1 lb. calamari/squid, cleaned & cut into rings (if also using tentacles, cut off the hard end)
1/4 tsp. white pepper
1/4 tsp. salt
2 scallions, chopped
2 red and/or green jalapeno chiles, seeded and sliced
1/2 cup flour
1/4 cup cornstarch
1/2 tsp. baking soda
1 egg white
1/2 cup water
1 tbsp. oil
pinch of salt
1 tsp. white pepper
1/8 tsp. ground Szechuan peppercorn (optional)
pinch of salt
Lime or lemon wedges for garnish
1. Rinse the calamari under cold tap water then pat really dry with paper towels. Place in a bowl and marinate with 1/4 tsp. of white pepper and 1/4 tsp. of salt for 15-20 minutes.
2. Combine the batter ingredients together in a bowl. Stir with a whisk or fork until smooth.
3. Place about 2 inches of vegetable oil in a medium pot or wok and heat over medium-high heat until about 350F.
4. In the meantime, lightly coat the calamari in cornstarch, then dip into the batter.
5. Drop the battered calamari into the hot oil (do not overcrowd the pan - cook in two batches if needed) and deep fry for about 1 minute or until lightly golden. Do not fry any longer or the calamari will become tough. Remove to a paper towel-lined plate to drain.
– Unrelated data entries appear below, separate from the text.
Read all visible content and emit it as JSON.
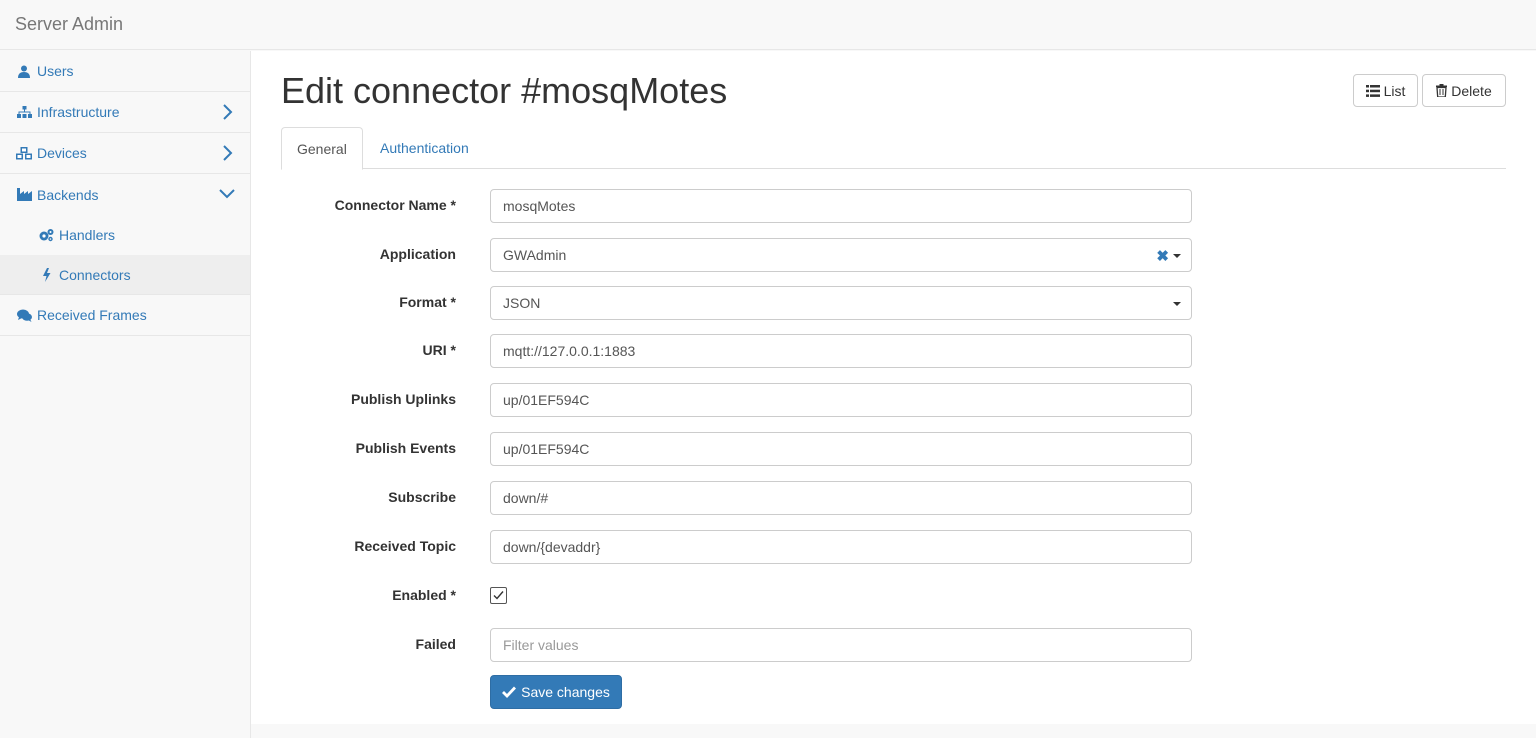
{
  "app": {
    "brand": "Server Admin"
  },
  "sidebar": {
    "items": [
      {
        "label": "Users",
        "icon": "user-icon"
      },
      {
        "label": "Infrastructure",
        "icon": "sitemap-icon",
        "chevron": "chevron-right-icon"
      },
      {
        "label": "Devices",
        "icon": "cubes-icon",
        "chevron": "chevron-right-icon"
      },
      {
        "label": "Backends",
        "icon": "industry-icon",
        "chevron": "chevron-down-icon"
      },
      {
        "label": "Handlers",
        "icon": "cogs-icon"
      },
      {
        "label": "Connectors",
        "icon": "bolt-icon",
        "active": true
      },
      {
        "label": "Received Frames",
        "icon": "comments-icon"
      }
    ]
  },
  "header": {
    "title": "Edit connector #mosqMotes",
    "list_label": "List",
    "delete_label": "Delete"
  },
  "tabs": [
    {
      "label": "General",
      "active": true
    },
    {
      "label": "Authentication",
      "active": false
    }
  ],
  "form": {
    "connector_name": {
      "label": "Connector Name *",
      "value": "mosqMotes"
    },
    "application": {
      "label": "Application",
      "value": "GWAdmin"
    },
    "format": {
      "label": "Format *",
      "value": "JSON"
    },
    "uri": {
      "label": "URI *",
      "value": "mqtt://127.0.0.1:1883"
    },
    "publish_uplinks": {
      "label": "Publish Uplinks",
      "value": "up/01EF594C"
    },
    "publish_events": {
      "label": "Publish Events",
      "value": "up/01EF594C"
    },
    "subscribe": {
      "label": "Subscribe",
      "value": "down/#"
    },
    "received_topic": {
      "label": "Received Topic",
      "value": "down/{devaddr}"
    },
    "enabled": {
      "label": "Enabled *",
      "checked": true
    },
    "failed": {
      "label": "Failed",
      "placeholder": "Filter values"
    },
    "save_label": "Save changes"
  },
  "colors": {
    "link": "#337ab7",
    "primary": "#337ab7"
  }
}
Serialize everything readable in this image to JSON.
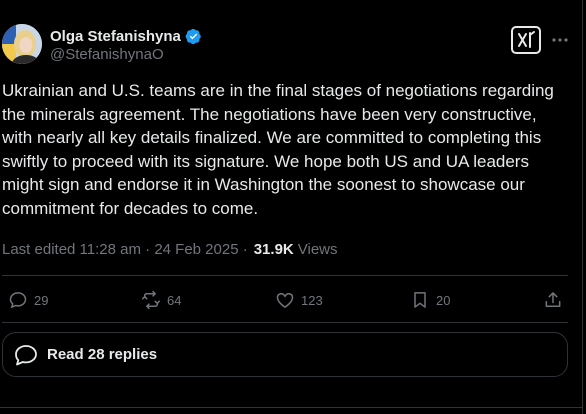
{
  "author": {
    "display_name": "Olga Stefanishyna",
    "handle": "@StefanishynaO",
    "verified": true
  },
  "post": {
    "text": "Ukrainian and U.S. teams are in the final stages of negotiations regarding\nthe minerals agreement. The negotiations have been very constructive,\nwith nearly all key details finalized. We are committed to completing this\nswiftly to proceed with its signature. We hope both US and UA leaders\nmight sign and endorse it in Washington the soonest to showcase our\ncommitment for decades to come."
  },
  "meta": {
    "edited_timestamp": "Last edited 11:28 am · 24 Feb 2025 ·",
    "views_count": "31.9K",
    "views_label": "Views"
  },
  "actions": {
    "replies": "29",
    "reposts": "64",
    "likes": "123",
    "bookmarks": "20"
  },
  "read_replies": {
    "label": "Read 28 replies"
  },
  "colors": {
    "background": "#000000",
    "text": "#e7e9ea",
    "muted": "#71767b",
    "border": "#2f3336",
    "verified": "#1d9bf0"
  },
  "icons": {
    "grok": "grok-icon",
    "more": "more-icon",
    "reply": "reply-icon",
    "repost": "repost-icon",
    "like": "heart-icon",
    "bookmark": "bookmark-icon",
    "share": "share-icon",
    "replies_bubble": "chat-bubble-icon"
  }
}
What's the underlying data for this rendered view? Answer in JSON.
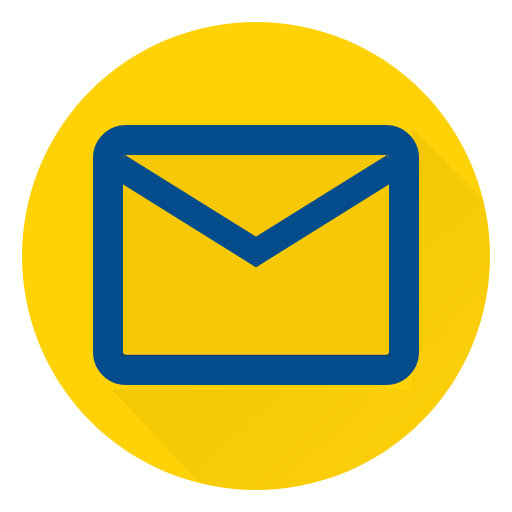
{
  "icon": {
    "name": "mail-envelope-icon",
    "background_color": "#FFD208",
    "circle_color": "#FFD208",
    "envelope_stroke_color": "#044C8C",
    "envelope_fill_color": "#F7C808",
    "long_shadow_color": "#E6BA00",
    "long_shadow": true
  }
}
6. Pour out all the oil in the wok/pan except for about 1 tbsp. Add the chopped scallion and sliced chiles and saute for about 30 seconds. Add the fried calamari, 1 tsp. of white pepper and a pinch of salt. Quickly toss all ingredients together to combine. Remove to a serving platter. Best served hot while batter is still crisp.
Rinse calamari under cold tap water. Blot with paper towels until really dry.
Slice calamari into rings and prep tentacles by cutting off the hard (beak) end behind the eyes - I know, sounds gnarly, but it's gotta be done.
Marinate the calamari in 1/4 tsp. white pepper and 1/4 tsp. kosher salt.
Chop the scallions and slice the chiles.
Combine the batter ingredients in a bowl and mix well.
Lightly coat the calamari rings and tentacles in cornstarch then dip into the batter.
Deep fry the battered calamari in hot oil (in 2 batches if needed) for about 1 minute our until lightly golden. Do not cook longer, or the calamari will become tough and rubbery. Drain on a paper towel-lined plate.
Drain all but 1 tbsp. of oil in the pan. Bring back up to heat and saute the chopped scallions and sliced chiles for about 30 seconds or until fragrant. Add the fried calamari back to the pan and season with 1 tsp. white pepper, 1/8 tsp. of ground Szechuan peppercorn (if using), and a pinch of salt. Garnish with lime or lemon wedges.